Eine Wurzelkanalbehandlung ist die letzte Möglichkeit einen Zahn zu erhalten. Diese wird dann durchgeführt, wenn der Nerv (Pulpa) des Zahnes entzündet oder abgestorben ist. Das Pulpengewebe wird entfernt, das Wurzelkanalsystem gereinigt und dicht versiegelt. In weiteren Sitzungen werden diese Kanäle immer wieder gespült, bis keine Beschwerden mehr auftreten. Anschließend wird die ursprüngliche Anatomie des Zahns durch einen Composite-Aufbau wieder hergestellt. Dieser wird meist noch durch einen Titanstift verankert um zusätzliche Stabilität des Zahnes zu gewährleisten. Am Ende dieser Behandlung ist oft eine Krone nötig um den Zahn langfristig zu erhalten.
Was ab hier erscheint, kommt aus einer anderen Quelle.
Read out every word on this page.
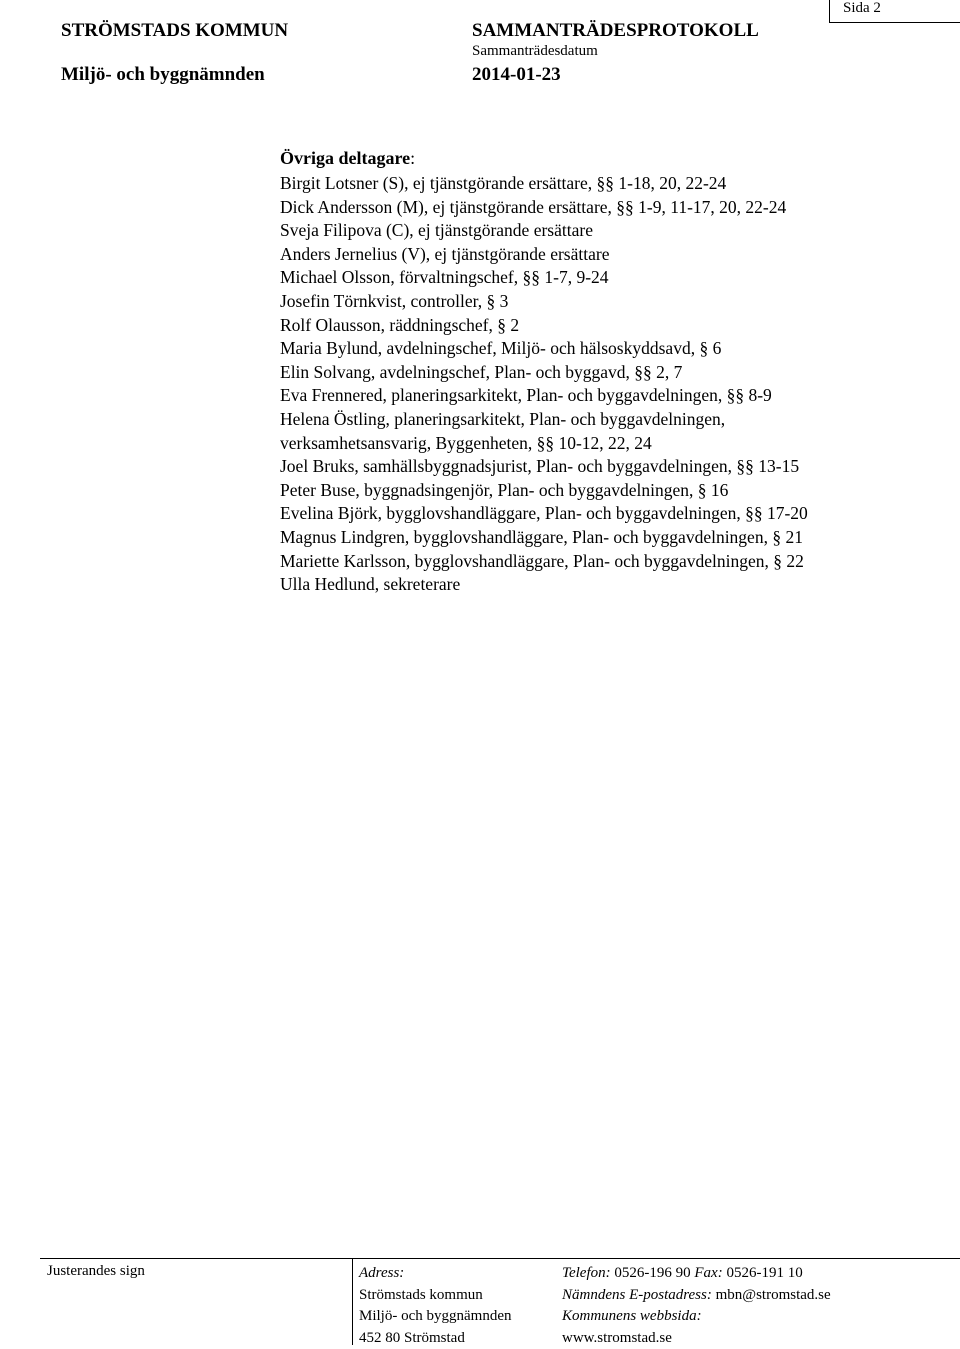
STRÖMSTADS KOMMUN
Miljö- och byggnämnden
SAMMANTRÄDESPROTOKOLL
Sammanträdesdatum
2014-01-23
Sida 2
Övriga deltagare:
Birgit Lotsner (S), ej tjänstgörande ersättare, §§ 1-18, 20, 22-24
Dick Andersson (M), ej tjänstgörande ersättare, §§ 1-9, 11-17, 20, 22-24
Sveja Filipova (C), ej tjänstgörande ersättare
Anders Jernelius (V), ej tjänstgörande ersättare
Michael Olsson, förvaltningschef, §§ 1-7, 9-24
Josefin Törnkvist, controller, § 3
Rolf Olausson, räddningschef, § 2
Maria Bylund, avdelningschef, Miljö- och hälsoskyddsavd, § 6
Elin Solvang, avdelningschef, Plan- och byggavd, §§ 2, 7
Eva Frennered, planeringsarkitekt, Plan- och byggavdelningen, §§ 8-9
Helena Östling, planeringsarkitekt, Plan- och byggavdelningen,
verksamhetsansvarig, Byggenheten, §§ 10-12, 22, 24
Joel Bruks, samhällsbyggnadsjurist, Plan- och byggavdelningen, §§ 13-15
Peter Buse, byggnadsingenjör, Plan- och byggavdelningen, § 16
Evelina Björk, bygglovshandläggare, Plan- och byggavdelningen, §§ 17-20
Magnus Lindgren, bygglovshandläggare, Plan- och byggavdelningen, § 21
Mariette Karlsson, bygglovshandläggare, Plan- och byggavdelningen, § 22
Ulla Hedlund, sekreterare
Justerandes sign	Adress:
Strömstads kommun
Miljö- och byggnämnden
452 80 Strömstad
Telefon: 0526-196 90 Fax: 0526-191 10
Nämndens E-postadress: mbn@stromstad.se
Kommunens webbsida:
www.stromstad.se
Was ist der Vorteil eines Implantats?

Ein Implantat kann einen verlorenen Zahn ersetzen, ohne dass die benachbarten Zähne durch Beschleifen - wie dies bei einer klassischen Brücke notwendig ist - in Mitleidenschaft gezogen werden. Ein weiterer Vorteil ist, dass Implantate vor Knochenverlust schützen und die beim Kauen entstehenden Kräfte wie natürliche Zahnwurzeln in den Kieferknochen weiter leiten.

Außerdem lassen sich Prothesen durch Implantate in verschiedensten Ausführungen „verankern“.

Hier gilt natürlich: je mehr Implantate, desto besser.

Jedoch mindestens 2 im Unterkiefer und 4 im Oberkiefer. Schlecht sitzende Prothesen gehören hiermit der Vergangenheit an und bieten mehr Sicherheit und Komfort beim Sprechen und Essen.

Welche Vorteile und Nachteile hat eine Kompositfüllung?

Die Verwendung von Komposit, einem Füll-Material aus Kunststoff, sowie Glas- und Quarzpartikeln ermöglicht eine maximal schonende Behandlung der Zähne und erfüllt höchste ästhetische Ansprüche. Es ist kein Provisorium notwendig, Ihre Zähne sind direkt nach der Behandlung wieder „funktionstüchtig“. Die Kompositfüllung ist eine kostengünstige (ca. 1/3) Alternative zu Keramik oder Gold. Jedoch schrumpft Sie über die Jahre im Gegensatz zu den beiden hochwertigen Werkstoffen.